Le discours de Fabrice Caro : mordante observation de nos comportements

Le discours
Paru aux éditions Gallimard - Collection Sygne
208 pages


Noël approchant à grand pas, si vous avez envie de faire un cadeau qui fera rire, rire jaune, alors Le discours de Fabrice Caro pourrait bien être le cadeau parfait. 

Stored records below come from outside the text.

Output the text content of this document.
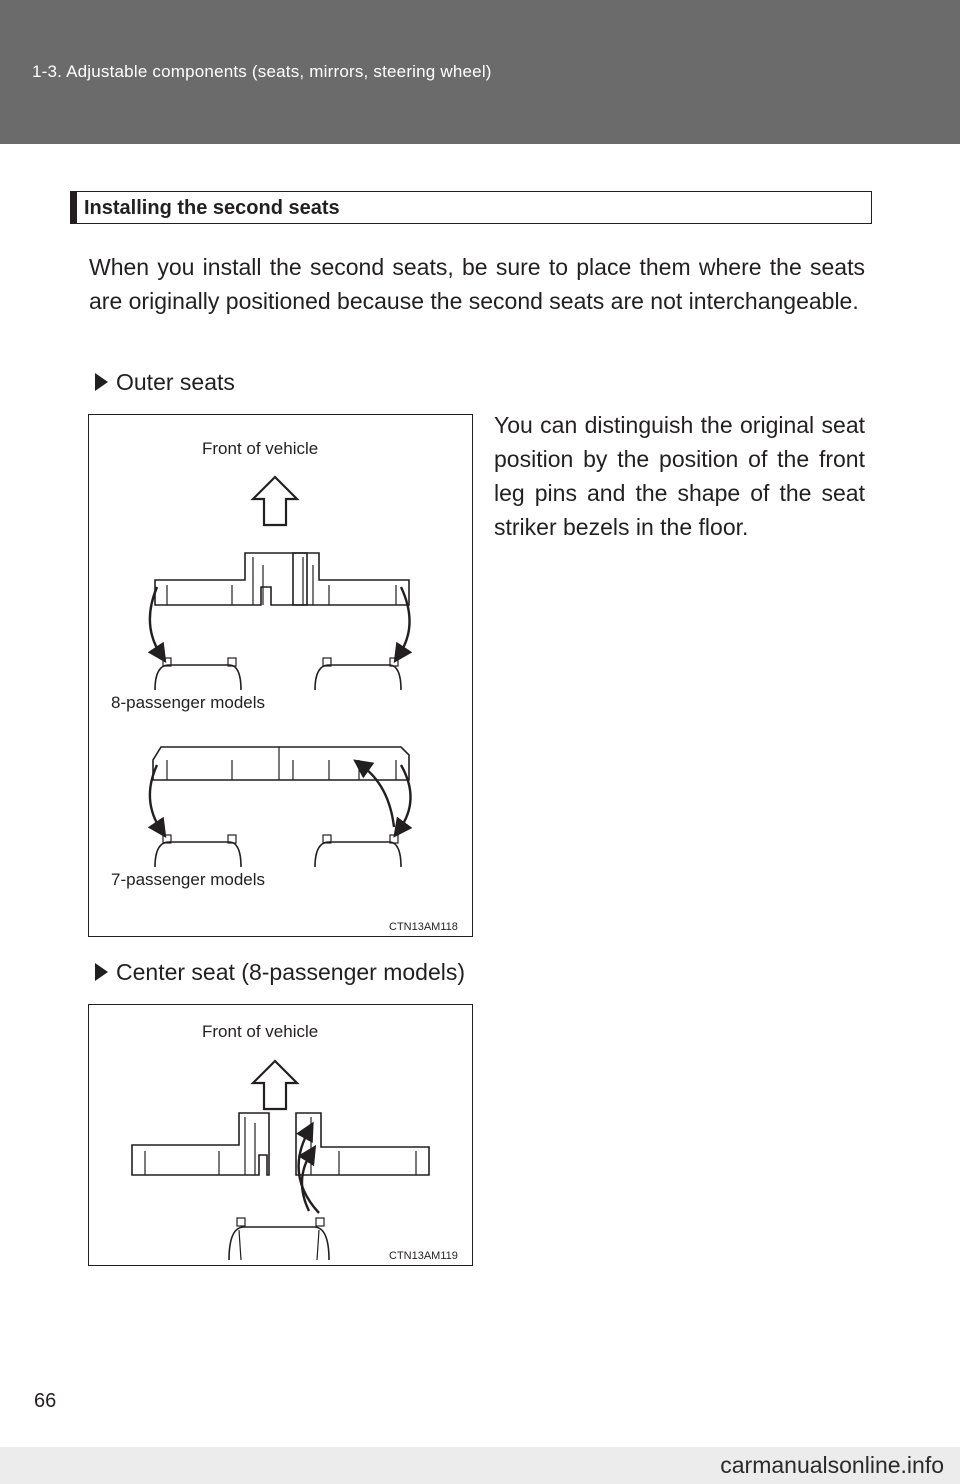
1-3. Adjustable components (seats, mirrors, steering wheel)
Installing the second seats

When you install the second seats, be sure to place them where the seats are originally positioned because the second seats are not interchangeable.

Outer seats

You can distinguish the original seat position by the position of the front leg pins and the shape of the seat striker bezels in the floor.

Front of vehicle
8-passenger models
7-passenger models
CTN13AM118
Center seat (8-passenger models)
Front of vehicle
CTN13AM119
66
carmanualsonline.info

Il est 17h56 lorsque Sonia lit le SMS qu’Adrien lui a envoyé « Coucou Sonia, j’espère que tu vas bien. Bisous ! ». Qu’est ce qui lui a pris d’écrire bisous avec un point d’exclamation ? Et puis c’est quoi cette non-question « j’espère que tu vas bien » ? Il avait pourtant tenu 38 jours. 38 jours avant d’envoyer un message. Et quel message ! Il s’en veut, se sent ridicule. Ridicule d’avoir écrit cela à la femme qu’il aime et qui lui a demandé de faire une pause dans leur relation.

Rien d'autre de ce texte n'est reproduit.